In re Morgan, No. 07-70201 (10-9-07). The district court rejected a Fed. R. Crim. P. 11(c)(1)(C) stipulated sentence because it did not allow a judge to judge. The rejection was "as a matter of law." Such pleas, reasoned the district court, reduced an article III judge to a mere formality. The charge was "assault resulting in serious bodily injury," there were two defendants, and the offense took place on the Hopi Indian Reservation in Arizona. The district court accepted the stipulated plea of the co-defendant (33 mos.) three weeks earlier because it was at the high end of the guidelines, but turned down this stipulated plea "as a matter of law." A stay was granted and the defendant sought mandamus to enforce. The 9th (Goodwin joined by Thomas and Bea) held that a court could not categorically reject stipulated pleas but must consider each plea individually on its facts and circumstances. The 9th reviewed at length the role of courts with sentencing bargains, Rule 11, and the power of the court to reject plea bargains under an abuse of discretion standard. The 9th concluded that the court could not categorically reject Rule 11 stipulated sentences. The court erred, but mandamus was not granted, and the plea was remanded for further consideration. This opinon is an important vindication of stipulated sentences, and pairs up with the requirement for individualized sentencing.
Congratulations to AFPD Craig Orent of D. Arizona (Phoenix) for the win.
US v. Vidal, No. 04-50185 (10-10-07)(en banc). The 9th, sitting en banc, held that a California Vehicle Code sec. 1085(a), criminalizing "theft and unlawful driving or taking of a vehicle" could not be categorically characterized as an aggravated felony for a sentence of over a year because it applies not only to principals, but also to accessories after the fact. Under the modified categorical approach, the defendant did not admit all the elements of a generic theft. Paez wrote for the court, joined by Schroeder, Reinhardt, Hawkins, Thomas, Wardlaw, Fletcher, Fisher and Gould. The analysis focused on the statute, and the use of statutory terms of "accessory" and what scope that gave the statute's reach. The majority concluded the scope was enough to take it out of a categorical definition. Callahan, joined by Kozinski, Tallman, Clifton, Bybee, and Bea dissent, arguing that the statute only applies to principals and accomplices, and that the state's jury instructions support this reading and that language stating "accessory" must be redundant. Kozinski also files a separate dissent, also joined by Clifton, Bybee and Callahan, argues that the Supremes in Gonzales v. Duenas-Alvarez, 127 S. Ct. 815 (2007) stress that a crime falling outside a generic definition must require a realistic construction, and not legal imagination.

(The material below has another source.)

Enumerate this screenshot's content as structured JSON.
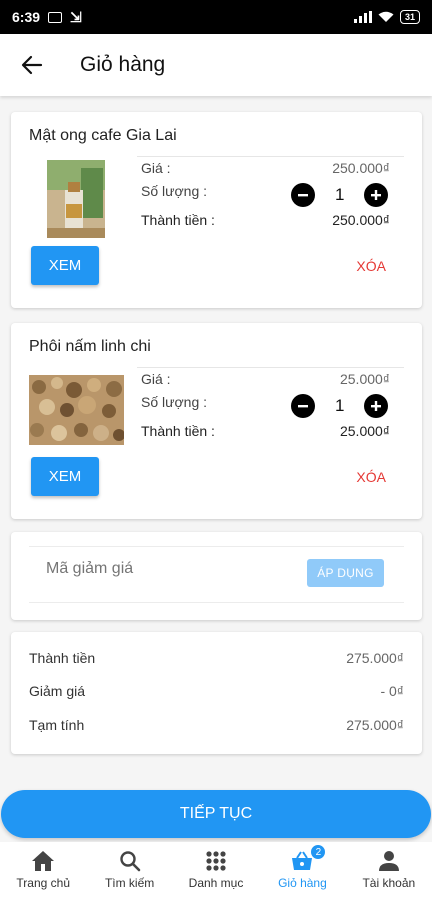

Parle v. Runnels, No. 06-16780 (10-10-07). The 9th affirms the granting of habeas relief for cumulative evidentiary errors committed by the state trial court that resulted in a violation of due process. The petitioner killed his wife. It was a stormy relationship, with physical abuse on both sides. He argued that his state of mind was such that the conviction should be for second degree or voluntary manslaughter. The jury convicted of first. The trial court had erred in violating the psychotherapist-patient privilege, improperly excluding rebuttal testimony from a defense mental expert on bipolar or manic disorders, improperly excluded the victim's propensity for violence, improperly excluded demeanor evidence of the petitioner right after the crime, and improperly admitted character evidence against petitioner. The state courts found all these errors, but shrugged them off as harmless. The 9th (Hawkins joined by Tallman and Bea) held that such a culmination of errors was not harmless, and under Chambers v. Mississippi, 410 US 284 (1973), a culmination of evidentiary errors can violate due process when the trial is so infected with unfairness that the resulting conviction is a denial of due process. Precedent from the Supremes establish this, and in this case, the extent of the errors, the nature of the errors, and the one sided nature of the errors, all going to petitioner's state of mind, the state court's decision was unreasonable.
Congratulations to Vince Brunkow of the Federal Defenders of San Diego for the win.